Grandchampt v. Administrator of Succession of Billis

49 So. 998, 124 La. 117, 1909 La. LEXIS 438
CourtSupreme Court of Louisiana
DecidedJune 15, 1909
DocketNo. 17,455
StatusPublished
Cited by4 cases

This text of 49 So. 998 (Grandchampt v. Administrator of Succession of Billis) is published on Counsel Stack Legal Research, covering Supreme Court of Louisiana primary law. Counsel Stack provides free access to over 12 million legal documents including statutes, case law, regulations, and constitutions.

Bluebook
Grandchampt v. Administrator of Succession of Billis, 49 So. 998, 124 La. 117, 1909 La. LEXIS 438 (La. 1909).

Opinion

LAND, J.

Joseph Billis, a native of Prance, settled in the parish of Grant about the year 1880, and in the course of time acquired farming and timber lands. He took unto himself a colored woman as a concubine, and four or five children were the issue of this illicit connection. Billis lived openly with this woman and her children on one of his farms until some time in April, 1897, when he sent them away, and made other provisions for their support. It seems that about this time Billis made up his mind to marry a woman of his own color, and paid court to Miss Mary L. U. Grandchampt.
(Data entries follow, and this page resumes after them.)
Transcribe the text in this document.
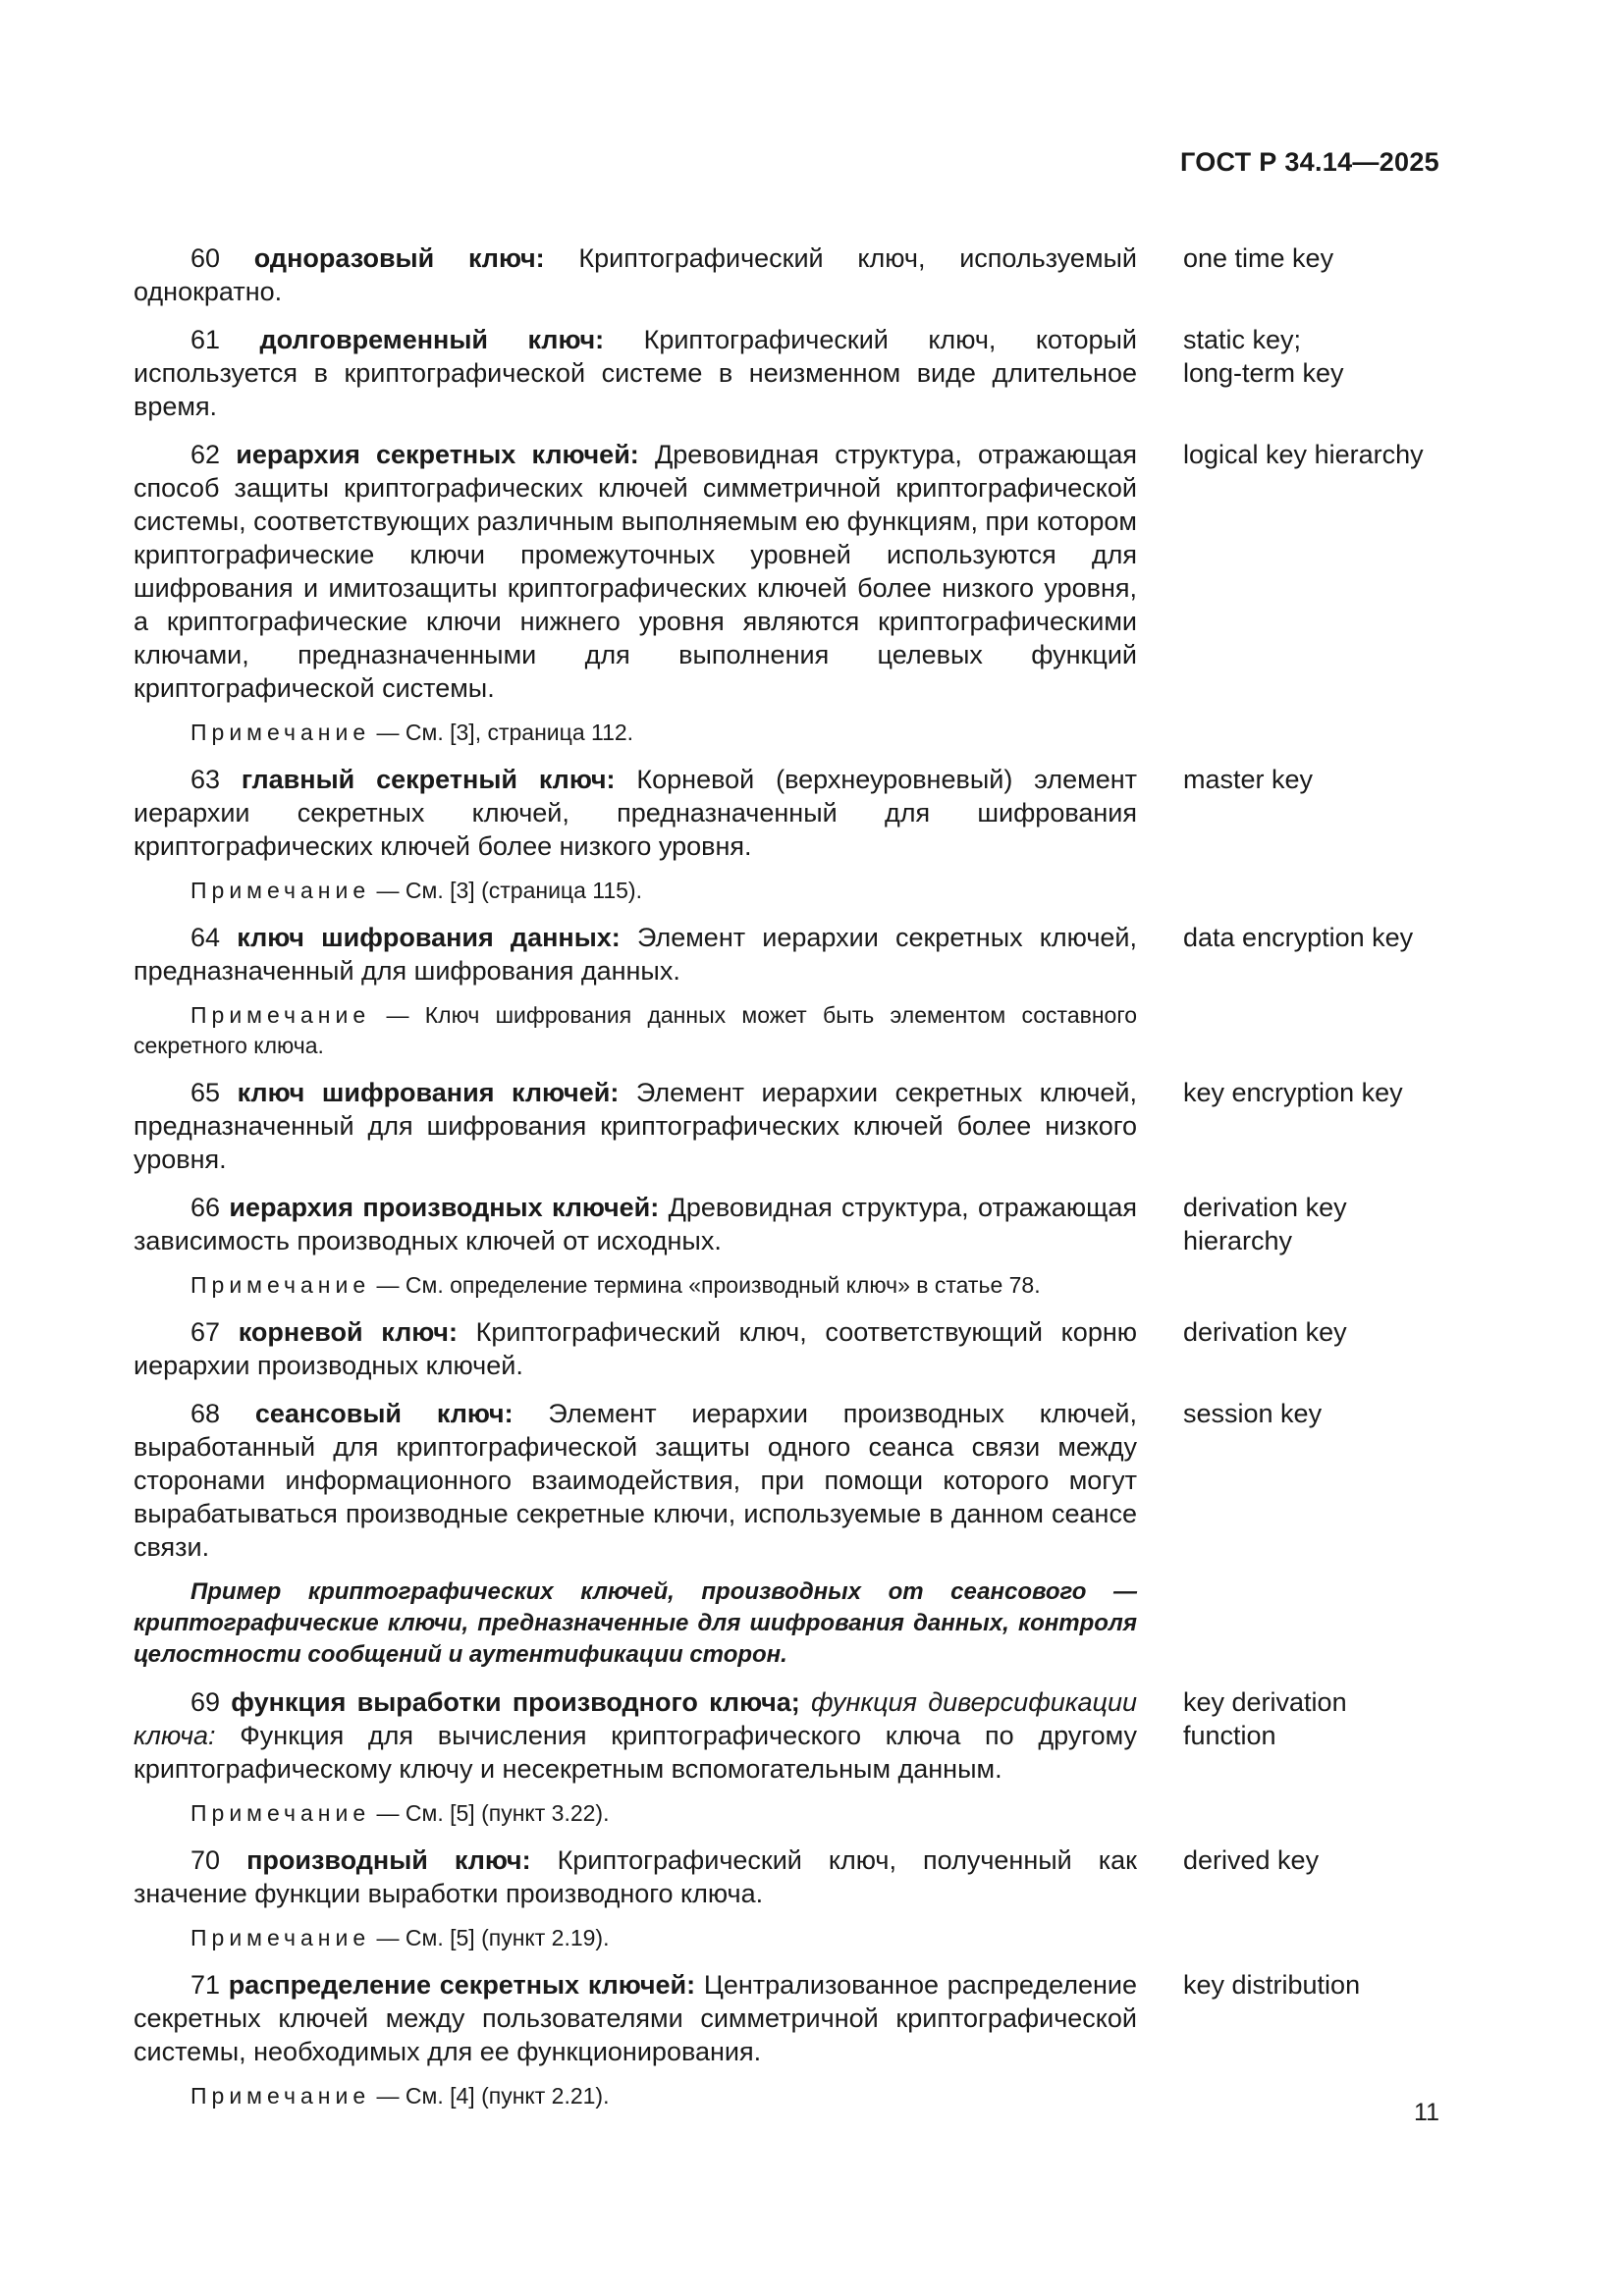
ГОСТ Р 34.14—2025

60 одноразовый ключ: Криптографический ключ, используемый однократно.

one time key

61 долговременный ключ: Криптографический ключ, который используется в криптографической системе в неизменном виде длительное время.

static key;
long-term key

62 иерархия секретных ключей: Древовидная структура, отражающая способ защиты криптографических ключей симметричной криптографической системы, соответствующих различным выполняемым ею функциям, при котором криптографические ключи промежуточных уровней используются для шифрования и имитозащиты криптографических ключей более низкого уровня, а криптографические ключи нижнего уровня являются криптографическими ключами, предназначенными для выполнения целевых функций криптографической системы.

Примечание — См. [3], страница 112.

logical key hierarchy

63 главный секретный ключ: Корневой (верхнеуровневый) элемент иерархии секретных ключей, предназначенный для шифрования криптографических ключей более низкого уровня.

Примечание — См. [3] (страница 115).

master key

64 ключ шифрования данных: Элемент иерархии секретных ключей, предназначенный для шифрования данных.

Примечание — Ключ шифрования данных может быть элементом составного секретного ключа.

data encryption key

65 ключ шифрования ключей: Элемент иерархии секретных ключей, предназначенный для шифрования криптографических ключей более низкого уровня.

key encryption key

66 иерархия производных ключей: Древовидная структура, отражающая зависимость производных ключей от исходных.

Примечание — См. определение термина «производный ключ» в статье 78.

derivation key
hierarchy

67 корневой ключ: Криптографический ключ, соответствующий корню иерархии производных ключей.

derivation key

68 сеансовый ключ: Элемент иерархии производных ключей, выработанный для криптографической защиты одного сеанса связи между сторонами информационного взаимодействия, при помощи которого могут вырабатываться производные секретные ключи, используемые в данном сеансе связи.

Пример криптографических ключей, производных от сеансового — криптографические ключи, предназначенные для шифрования данных, контроля целостности сообщений и аутентификации сторон.

session key

69 функция выработки производного ключа; функция диверсификации ключа: Функция для вычисления криптографического ключа по другому криптографическому ключу и несекретным вспомогательным данным.

Примечание — См. [5] (пункт 3.22).

key derivation
function

70 производный ключ: Криптографический ключ, полученный как значение функции выработки производного ключа.

Примечание — См. [5] (пункт 2.19).

derived key

71 распределение секретных ключей: Централизованное распределение секретных ключей между пользователями симметричной криптографической системы, необходимых для ее функционирования.

Примечание — См. [4] (пункт 2.21).

key distribution
11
On May 6, 1897, Billis donated to Miss Grandchampt 785 acres of land, including his homestead, in consideration of their contemplated marriage, which took place on the same day. On June 23, 1897, Mrs. Billis donated the same lands to Billis, her husband, in consideration of her love and affection for him. The marriage proved barren, and the parties seemed to have lived together unhappily. Billis was much attached to his bastard children, and wanted them to visit him at his home. His wife very naturally objected, and seems to have had her way. The parties continued to live together with more or less friction for a number of years. In October, 1906, Joseph Billis wrote a letter to his cousin, Antoine Morat, a young man attending a medical school in Memphis, Tenn., saying, inter alia:

“If something happen to me, take possession of all that I possess. I give you all that I have made, it is my desire and will, and not to my brothers, because as you know they have treated me unjustly. Do for my children as I told you. I pass to you all my rights. Keep this letter.”
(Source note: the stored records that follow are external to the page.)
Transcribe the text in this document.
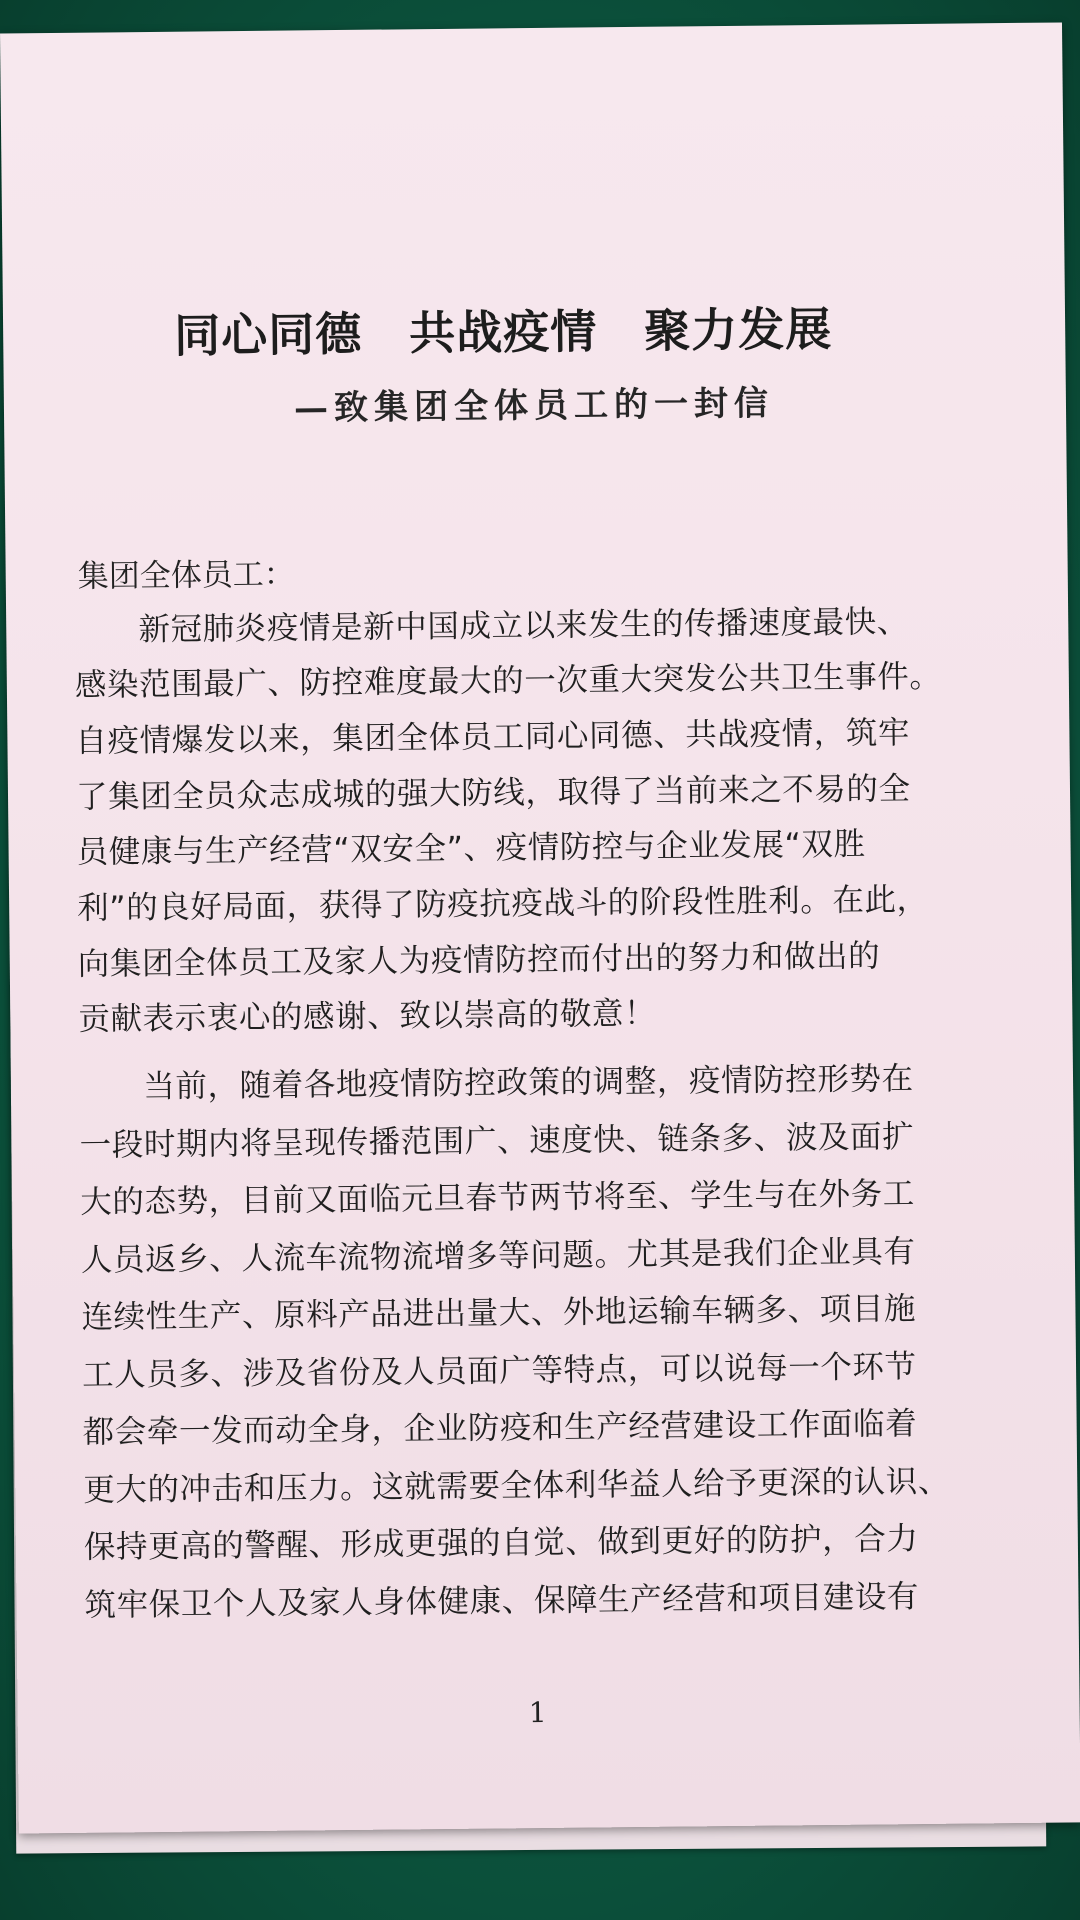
同心同德　共战疫情　聚力发展
—致集团全体员工的一封信
集团全体员工：
　　新冠肺炎疫情是新中国成立以来发生的传播速度最快、
感染范围最广、防控难度最大的一次重大突发公共卫生事件。
自疫情爆发以来，集团全体员工同心同德、共战疫情，筑牢
了集团全员众志成城的强大防线，取得了当前来之不易的全
员健康与生产经营“双安全”、疫情防控与企业发展“双胜
利”的良好局面，获得了防疫抗疫战斗的阶段性胜利。在此，
向集团全体员工及家人为疫情防控而付出的努力和做出的
贡献表示衷心的感谢、致以崇高的敬意！
　　当前，随着各地疫情防控政策的调整，疫情防控形势在
一段时期内将呈现传播范围广、速度快、链条多、波及面扩
大的态势，目前又面临元旦春节两节将至、学生与在外务工
人员返乡、人流车流物流增多等问题。尤其是我们企业具有
连续性生产、原料产品进出量大、外地运输车辆多、项目施
工人员多、涉及省份及人员面广等特点，可以说每一个环节
都会牵一发而动全身，企业防疫和生产经营建设工作面临着
更大的冲击和压力。这就需要全体利华益人给予更深的认识、
保持更高的警醒、形成更强的自觉、做到更好的防护，合力
筑牢保卫个人及家人身体健康、保障生产经营和项目建设有
1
[119]*119In January, 1907, it appears from a writing signed by Joseph Billis that he was contemplating suicide on account of his wife’s bad treatment of him for 10 years. His principal complaints were that his wife married him for his money, refused to permit his children to visit him, and treated him as lower than a negro, refusing to eat with him, etc.

On February 22, 1907, Joseph Billis made a will, null for want of form, in favor of his illegitimate children and Antoine Morat.
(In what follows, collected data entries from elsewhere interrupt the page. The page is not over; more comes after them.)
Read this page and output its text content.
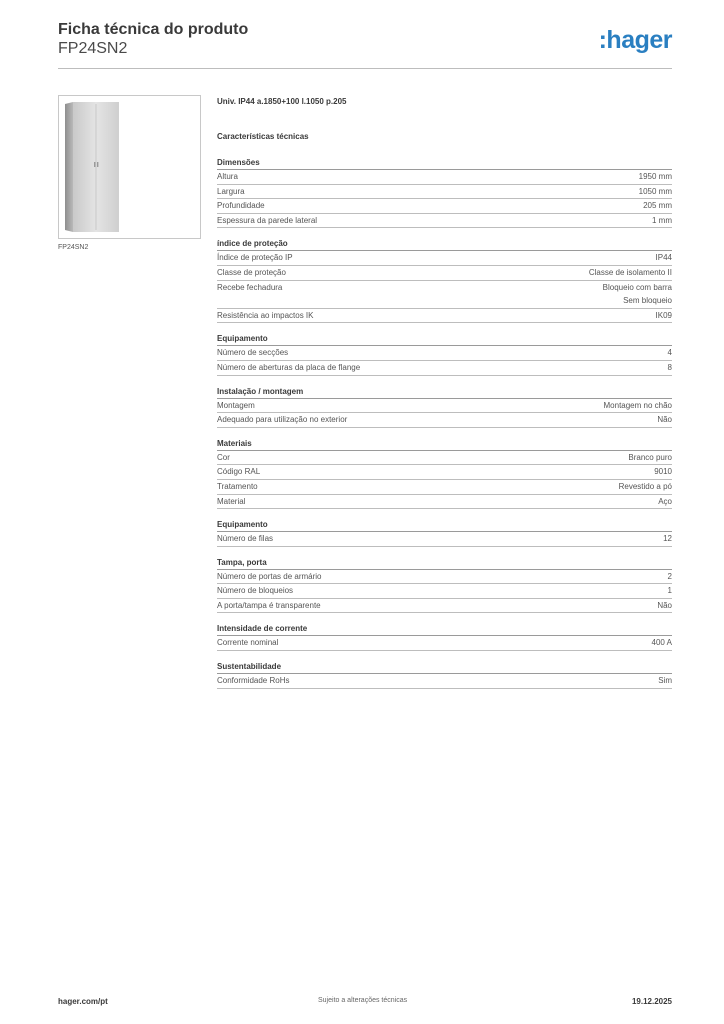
Ficha técnica do produto
FP24SN2	:hager
FP24SN2
Univ. IP44 a.1850+100 l.1050 p.205
Características técnicas
Dimensões
Altura	1950 mm
Largura	1050 mm
Profundidade	205 mm
Espessura da parede lateral	1 mm
índice de proteção
Índice de proteção IP	IP44
Classe de proteção	Classe de isolamento II
Recebe fechadura	Bloqueio com barra
Sem bloqueio
Resistência ao impactos IK	IK09
Equipamento
Número de secções	4
Número de aberturas da placa de flange	8
Instalação / montagem
Montagem	Montagem no chão
Adequado para utilização no exterior	Não
Materiais
Cor	Branco puro
Código RAL	9010
Tratamento	Revestido a pó
Material	Aço
Equipamento
Número de filas	12
Tampa, porta
Número de portas de armário	2
Número de bloqueios	1
A porta/tampa é transparente	Não
Intensidade de corrente
Corrente nominal	400 A
Sustentabilidade
Conformidade RoHs	Sim
hager.com/pt	Sujeito a alterações técnicas	19.12.2025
On February 26, 1907, the dead body of Mrs. Billis, clothed in a nightgown, was found in the yard of the common dwelling. Death was caused by a pistol shot wound in her back. Evidently Mrs. Billis was shot as she was flying froin the house. On breaking into the common sleeping room, the searchers found the dead body of Joseph Billis on the bed. Billis had committed suicide in a most gruesome manner by slashing his own throat, and then shooting himself through the face. I-Ie bled to death. The physical facts demonstrated that Billis shot his wife as she fled from the house, and then, locking himself within the room, proceeded to take his own life.

The notary appointed to make an inventory of the property belonging to the succession of Joseph Billis found in the iron safe of the deceased a document reading as follows, viz.:

“Grant Parish State Louisiana.
“May 2Stli 1897.
“In case of Death I give to my liusban Mr. Joseph Billis the full right of all my property I have here after my Death.
“[Signed] Lola Billis.”

The letter written in October, 1906, by Joseph Billis to Antoine Morat was probated as his last will and testament in olographic form, and the decree of probate was affirmed by this court in December, 1908. See In re Billis’ Will, 122 La. 539, 47 South. 884.

Soon after the death of Joseph Billis, Victor Grandchampt and other collateral heirs of Mrs. Lola Billis brought suit against the administrator of the succession of Billis and his heirs at law, alleging that Mrs. Lola Billis died intestate, leaving the tract of land which she acquired in 1897 by donation inter vivos from Joseph Billis and her interest in the community which existed between them. Then plaintiffs, anticipating the defenses that might be set up by the defendants in the suit, assailed the retrocession of the same property by Mrs. Billis to her husband as illegal, and also as procured by force, fraud, and threats. Plaintiffs also assailed any will purporting to have been made by Mrs. Billis in favor of Joseph Billis as a forgery, and, if her act, as void for want of form. Plaintiffs finally alleged that Joseph Billis murdered his wife, and was therefore unworthy of taking either under the will or the donation. Plaintiffs’ petition was dismissed on exception of no cause of action, and they appealed. In the meantime the document of date May 28, 1897, had been propounded for probate as the last will of Mrs. Lola Billis, and Victor Grandchampt et al. had opposed the probate of the same.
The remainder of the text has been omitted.